Artinya pula, pada dasarnya Serikat Buruh adalah
satu-satunya organisasi pekerja yang dapat membuat perjanjian kerja yang
nilainya lebih baik daripada aturan yang dibuat oleh negara, dalam hal ini
UUCK, yang merupakan aturan yang nilainya paling rendah yang harus dipatuhi
oleh pengusaha.
Dengan demikian, dengan menggunakan batasan-batasan
hukum seperti di atas, maka isi PKB yang nilainya lebih baik dibandingkan
dengan isi UUCK, maka serikat buruh seharusnya dapat mempertahankan isi PKB
tersebut meskipun pihak pengusaha meminta agar dilakukan perubahan agar sesuai
dengan isi dari UUCK, kecuali serikat buruh menyetujui untuk dilakukan
perubahan atas PKB tersebut.
Tidak hanya mempertahankan nila-nilai PKB yang lebih
baik dari undang-undang atau aturan yang dibuat oleh negara, PKB adalah menjadi
kesempatan bagi serikat buruh untuk bisa membuat nilai-nilai yang ada didalam
PKB menjadi lebih baik dibandingkan dengan nilai-nilai yang tercantum didalam
UUCK, dan ketika lebih baik dari UUCK atau aturan lain yang dibuat oleh negara,
maka serikat buruh atau para buruh tidak perlu khawatir apabila nantinya ada UU
yang baru yang nilainya lebih buruk dari UUCK, karena nilai-nilai yang ada di
PKB tidak boleh dihapus atau dilakukan perubahan apabila kedua belah pihak
tidak sepakat untuk melakukan perubahan.
Menjadi aneh rasanya apabila ada serikat buruh yang
menyetujui dilakukan perubahan agar sesuai dengan aturan yang ada didalam UUCK,
dimana aturan di UUCK tersebut nilainya lebih buruk dari PKB.

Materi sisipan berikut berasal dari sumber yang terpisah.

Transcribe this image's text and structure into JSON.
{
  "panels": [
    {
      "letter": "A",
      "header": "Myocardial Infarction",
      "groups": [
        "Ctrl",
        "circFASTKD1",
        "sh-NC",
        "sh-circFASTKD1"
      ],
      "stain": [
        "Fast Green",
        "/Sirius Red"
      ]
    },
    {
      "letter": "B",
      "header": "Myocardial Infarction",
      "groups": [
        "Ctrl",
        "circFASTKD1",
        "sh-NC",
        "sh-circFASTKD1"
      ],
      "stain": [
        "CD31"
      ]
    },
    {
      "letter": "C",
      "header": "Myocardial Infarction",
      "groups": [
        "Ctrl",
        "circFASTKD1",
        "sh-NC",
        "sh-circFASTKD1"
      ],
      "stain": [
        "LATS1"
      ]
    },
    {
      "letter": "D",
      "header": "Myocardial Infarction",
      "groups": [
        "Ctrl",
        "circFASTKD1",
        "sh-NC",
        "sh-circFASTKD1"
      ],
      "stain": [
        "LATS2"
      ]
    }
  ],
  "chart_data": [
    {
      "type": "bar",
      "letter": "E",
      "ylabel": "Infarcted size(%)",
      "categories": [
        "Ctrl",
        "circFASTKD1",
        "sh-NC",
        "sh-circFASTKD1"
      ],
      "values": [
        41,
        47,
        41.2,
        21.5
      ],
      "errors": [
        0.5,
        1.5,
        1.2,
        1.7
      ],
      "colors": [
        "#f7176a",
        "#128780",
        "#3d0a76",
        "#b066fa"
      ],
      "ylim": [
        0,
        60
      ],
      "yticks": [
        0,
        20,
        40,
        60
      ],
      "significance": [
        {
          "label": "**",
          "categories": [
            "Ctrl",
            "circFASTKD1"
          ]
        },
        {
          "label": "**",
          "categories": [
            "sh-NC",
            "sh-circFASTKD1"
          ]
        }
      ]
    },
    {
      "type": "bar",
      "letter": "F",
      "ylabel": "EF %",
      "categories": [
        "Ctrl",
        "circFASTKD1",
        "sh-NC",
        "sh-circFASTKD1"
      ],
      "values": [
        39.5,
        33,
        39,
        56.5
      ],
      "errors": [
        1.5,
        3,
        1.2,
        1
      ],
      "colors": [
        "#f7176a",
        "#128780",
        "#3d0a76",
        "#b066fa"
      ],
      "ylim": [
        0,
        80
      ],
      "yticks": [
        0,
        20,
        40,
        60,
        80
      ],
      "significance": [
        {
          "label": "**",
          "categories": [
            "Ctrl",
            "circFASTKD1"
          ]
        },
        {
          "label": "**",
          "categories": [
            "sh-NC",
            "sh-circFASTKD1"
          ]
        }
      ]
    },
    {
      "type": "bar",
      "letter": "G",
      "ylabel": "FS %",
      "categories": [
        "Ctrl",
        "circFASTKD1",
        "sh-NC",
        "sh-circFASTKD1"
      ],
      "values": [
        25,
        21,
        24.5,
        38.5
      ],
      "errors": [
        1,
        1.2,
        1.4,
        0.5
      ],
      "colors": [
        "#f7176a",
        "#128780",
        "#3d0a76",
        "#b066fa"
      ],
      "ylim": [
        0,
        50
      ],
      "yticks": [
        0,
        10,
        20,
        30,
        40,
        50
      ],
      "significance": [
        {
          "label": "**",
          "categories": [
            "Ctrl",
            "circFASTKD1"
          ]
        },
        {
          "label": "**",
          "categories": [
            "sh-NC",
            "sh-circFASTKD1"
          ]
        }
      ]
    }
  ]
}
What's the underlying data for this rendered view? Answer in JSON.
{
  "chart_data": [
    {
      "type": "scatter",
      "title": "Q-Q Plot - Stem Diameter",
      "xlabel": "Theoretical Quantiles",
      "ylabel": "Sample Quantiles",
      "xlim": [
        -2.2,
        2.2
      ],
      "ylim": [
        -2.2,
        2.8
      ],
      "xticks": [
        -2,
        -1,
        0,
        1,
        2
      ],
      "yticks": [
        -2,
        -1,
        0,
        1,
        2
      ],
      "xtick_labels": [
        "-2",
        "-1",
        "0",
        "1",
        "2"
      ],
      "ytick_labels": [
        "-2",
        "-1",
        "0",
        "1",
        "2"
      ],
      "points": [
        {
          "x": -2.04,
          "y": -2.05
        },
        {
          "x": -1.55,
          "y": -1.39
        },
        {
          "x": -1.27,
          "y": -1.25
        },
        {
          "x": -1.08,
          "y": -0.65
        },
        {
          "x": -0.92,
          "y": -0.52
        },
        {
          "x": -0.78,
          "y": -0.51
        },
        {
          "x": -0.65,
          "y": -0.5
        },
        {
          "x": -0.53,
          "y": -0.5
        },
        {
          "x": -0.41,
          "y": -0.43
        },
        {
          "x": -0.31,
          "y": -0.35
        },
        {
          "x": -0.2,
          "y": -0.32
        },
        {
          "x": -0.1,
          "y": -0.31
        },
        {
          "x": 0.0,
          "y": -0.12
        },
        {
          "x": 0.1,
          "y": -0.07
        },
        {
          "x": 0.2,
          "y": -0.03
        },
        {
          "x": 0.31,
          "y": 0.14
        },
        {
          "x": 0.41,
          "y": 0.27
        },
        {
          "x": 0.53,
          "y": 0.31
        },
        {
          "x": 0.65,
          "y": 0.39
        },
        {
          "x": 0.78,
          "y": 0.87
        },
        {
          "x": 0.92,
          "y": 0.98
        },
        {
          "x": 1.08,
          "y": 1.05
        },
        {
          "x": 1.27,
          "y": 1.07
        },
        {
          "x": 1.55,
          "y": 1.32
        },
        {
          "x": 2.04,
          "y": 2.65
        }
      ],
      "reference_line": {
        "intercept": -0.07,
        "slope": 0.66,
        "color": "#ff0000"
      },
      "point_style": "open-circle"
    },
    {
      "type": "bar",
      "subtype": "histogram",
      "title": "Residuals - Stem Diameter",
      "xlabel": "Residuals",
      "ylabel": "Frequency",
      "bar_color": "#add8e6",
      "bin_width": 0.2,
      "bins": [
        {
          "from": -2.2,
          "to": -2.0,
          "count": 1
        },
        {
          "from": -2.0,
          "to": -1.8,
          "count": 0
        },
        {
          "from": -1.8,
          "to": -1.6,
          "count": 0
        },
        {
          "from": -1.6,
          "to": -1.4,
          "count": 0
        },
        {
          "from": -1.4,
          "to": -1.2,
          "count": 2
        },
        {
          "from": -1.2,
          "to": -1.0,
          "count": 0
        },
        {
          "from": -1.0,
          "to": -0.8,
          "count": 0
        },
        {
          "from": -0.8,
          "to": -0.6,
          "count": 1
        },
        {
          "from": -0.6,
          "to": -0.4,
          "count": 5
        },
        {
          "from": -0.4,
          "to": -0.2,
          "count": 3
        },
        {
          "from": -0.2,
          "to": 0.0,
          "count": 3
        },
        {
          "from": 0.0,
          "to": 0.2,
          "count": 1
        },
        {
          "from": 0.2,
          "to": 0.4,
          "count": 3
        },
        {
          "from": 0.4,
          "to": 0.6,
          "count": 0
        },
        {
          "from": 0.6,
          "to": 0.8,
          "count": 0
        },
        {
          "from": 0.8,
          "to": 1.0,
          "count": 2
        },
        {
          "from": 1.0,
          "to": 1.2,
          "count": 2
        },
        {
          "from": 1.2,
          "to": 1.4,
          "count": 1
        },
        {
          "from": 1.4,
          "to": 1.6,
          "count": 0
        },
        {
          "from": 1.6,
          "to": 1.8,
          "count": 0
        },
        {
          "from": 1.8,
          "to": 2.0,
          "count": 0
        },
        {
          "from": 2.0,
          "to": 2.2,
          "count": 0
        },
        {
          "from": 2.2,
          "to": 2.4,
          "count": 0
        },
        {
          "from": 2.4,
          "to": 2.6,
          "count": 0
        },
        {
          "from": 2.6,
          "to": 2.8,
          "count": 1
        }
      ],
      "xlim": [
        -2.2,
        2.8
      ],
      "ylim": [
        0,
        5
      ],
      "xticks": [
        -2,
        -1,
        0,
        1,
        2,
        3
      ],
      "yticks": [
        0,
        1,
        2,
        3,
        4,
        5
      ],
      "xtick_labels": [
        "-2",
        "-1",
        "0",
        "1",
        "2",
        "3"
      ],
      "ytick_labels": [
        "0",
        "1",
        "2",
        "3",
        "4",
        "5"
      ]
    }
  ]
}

3. Kondisi dimana isi UUCK tidak ada di PKB.
Apabila isi di dalam UUCK tidak terdapat didalam PKB,
maka UUCK akan berlaku.
Bahwa ketika negara membuat sebuah aturan, baik itu
berbentuk undang-undang, peraturan pemerintah, peraturan pemerintah pengganti
undang-undang, Keputusan Menteri, Peraturan Menteri, Keputusan Gubernur atau
Peraturan Daerah, maka pada dasarnya, kita sebagai warga negara harus mematuhi
dan melaksanakannya.
Artinya, ketika sebuah aturan sudah ditetapkan oleh
negara, maka setiap warga negara tanpa terkecuali, harus mematuhi dan
melaksanakannya, tidak ada alasan untuk tidak melaksanakannya, misalnya saja,
kita beralasan kita tidak tahu, atau kita tidak pernah membaca, atau kita tidak
pernah mendapatkan sosialisasi tentang aturan negara tersebut sebelumnya.
Dalam konteks ketenagakerjaan, UUCK yang sudah
ditetapkan sebagai aturan negara pada bulan Maret 2023, adalah aturan yang
mengikat bagi setiap pekerja maupun pengusaha, tanpa terkecuali.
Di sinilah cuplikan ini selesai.